If your encounter with a police officer ended in an arrest, it's important to determine whether the police officer followed proper procedures and did not violate your rights in the course of the arrest. At the same time, you'll need to build a strong legal defense to fight the charges based on the evidence against you.
If the arresting officer violated your rights in the course of your interaction, it could potentially weaken the charges against you. You might even have grounds to sue the officer for misconduct or claim misconduct as part of your defense. However, to successfully challenge the conduct of a police officer, you must overcome his or her qualified immunity defense, something that's easier said than done.
Protecting your rights is always a significant concern, so make sure that you fully understand the legal tools that you have at your disposal to protect yourself and your rights.
What is the qualified immunity defense?
In theory, qualified immunity enables police officers to enforce the law without fear of unnecessary litigation by granting the officer immunity to many kinds of claims of misconduct. As long as the officer does not violate the constitutional or statutory rights of suspects during the stop, he or she may generally enforce the law without fear of facing legal consequences.
However, there are limits to this protection. If an officer commits unnecessary cruelty or otherwise violates a suspect's constitutional rights, he or she may still face prosecution.
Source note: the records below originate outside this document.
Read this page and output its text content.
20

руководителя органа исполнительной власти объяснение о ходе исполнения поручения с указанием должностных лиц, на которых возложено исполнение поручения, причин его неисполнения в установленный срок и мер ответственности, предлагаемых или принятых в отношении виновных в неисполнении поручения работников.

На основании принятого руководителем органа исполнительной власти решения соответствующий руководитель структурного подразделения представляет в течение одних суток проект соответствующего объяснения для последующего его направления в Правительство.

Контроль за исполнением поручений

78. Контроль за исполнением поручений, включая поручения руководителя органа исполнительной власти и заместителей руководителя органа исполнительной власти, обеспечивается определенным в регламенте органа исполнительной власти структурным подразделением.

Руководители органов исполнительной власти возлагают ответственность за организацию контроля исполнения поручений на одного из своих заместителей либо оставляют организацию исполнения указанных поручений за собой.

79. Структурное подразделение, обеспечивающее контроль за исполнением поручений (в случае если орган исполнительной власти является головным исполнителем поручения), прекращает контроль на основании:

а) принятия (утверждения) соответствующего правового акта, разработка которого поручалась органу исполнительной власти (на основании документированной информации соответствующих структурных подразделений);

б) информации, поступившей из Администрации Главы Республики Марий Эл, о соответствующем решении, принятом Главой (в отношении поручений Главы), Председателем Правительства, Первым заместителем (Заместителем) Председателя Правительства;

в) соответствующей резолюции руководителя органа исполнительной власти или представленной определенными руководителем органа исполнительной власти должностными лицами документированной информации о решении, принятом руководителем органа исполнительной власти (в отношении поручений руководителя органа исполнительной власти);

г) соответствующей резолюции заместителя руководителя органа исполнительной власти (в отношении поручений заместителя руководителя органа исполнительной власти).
At the very least, this egregious behavior may forfeit the grounds to prosecute a crime if the officer broke the law while making an arrest.
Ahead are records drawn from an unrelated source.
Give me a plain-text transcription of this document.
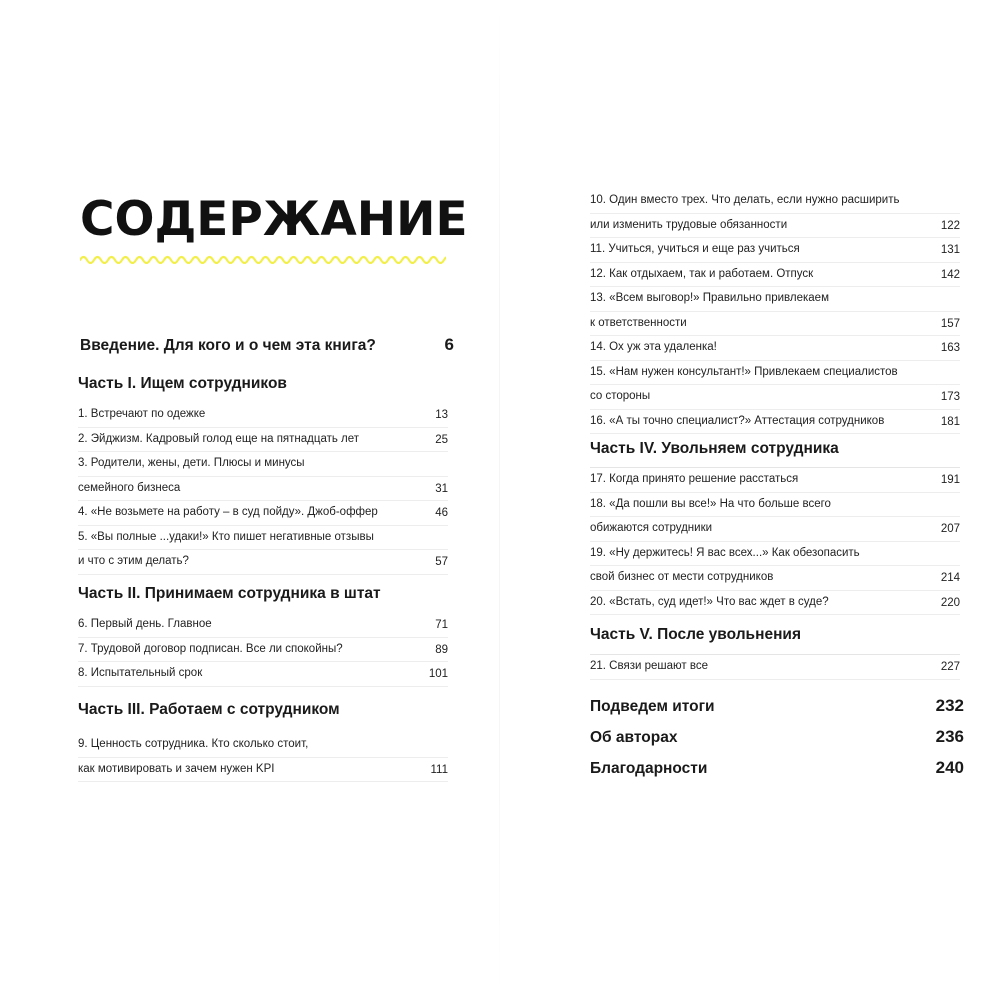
СОДЕРЖАНИЕ
Введение. Для кого и о чем эта книга?	6
Часть I. Ищем сотрудников
1. Встречают по одежке	13
2. Эйджизм. Кадровый голод еще на пятнадцать лет	25
3. Родители, жены, дети. Плюсы и минусы
семейного бизнеса	31
4. «Не возьмете на работу – в суд пойду». Джоб-оффер	46
5. «Вы полные ...удаки!» Кто пишет негативные отзывы
и что с этим делать?	57
Часть II. Принимаем сотрудника в штат
6. Первый день. Главное	71
7. Трудовой договор подписан. Все ли спокойны?	89
8. Испытательный срок	101
Часть III. Работаем с сотрудником
9. Ценность сотрудника. Кто сколько стоит,
как мотивировать и зачем нужен KPI	111
10. Один вместо трех. Что делать, если нужно расширить
или изменить трудовые обязанности	122
11. Учиться, учиться и еще раз учиться	131
12. Как отдыхаем, так и работаем. Отпуск	142
13. «Всем выговор!» Правильно привлекаем
к ответственности	157
14. Ох уж эта удаленка!	163
15. «Нам нужен консультант!» Привлекаем специалистов
со стороны	173
16. «А ты точно специалист?» Аттестация сотрудников	181
Часть IV. Увольняем сотрудника
17. Когда принято решение расстаться	191
18. «Да пошли вы все!» На что больше всего
обижаются сотрудники	207
19. «Ну держитесь! Я вас всех...» Как обезопасить
свой бизнес от мести сотрудников	214
20. «Встать, суд идет!» Что вас ждет в суде?	220
Часть V. После увольнения
21. Связи решают все	227
Подведем итоги	232
Об авторах	236
Благодарности	240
Overcoming qualified immunity
In order to get past qualified immunity, you must present compelling evidence that the police officer(s) in question violated your constitutional or statutory rights. Commonly, these are violations of an individual's rights against cruel or unusual punishment, or the right against unlawful searches and seizures.
However you choose to approach the matter, you must demonstrate that some specific act by the officer violated your rights. This can take many forms, so be sure to carefully document the interaction you have with the officer and any resulting property damage or physical injuries.
Protecting your rights begins now
The sooner that you begin building a strong legal defense, the sooner you can begin protecting your interests and rights. Do your part to put an end to police brutality and mistreatment of suspects, making the streets safer for all in the process.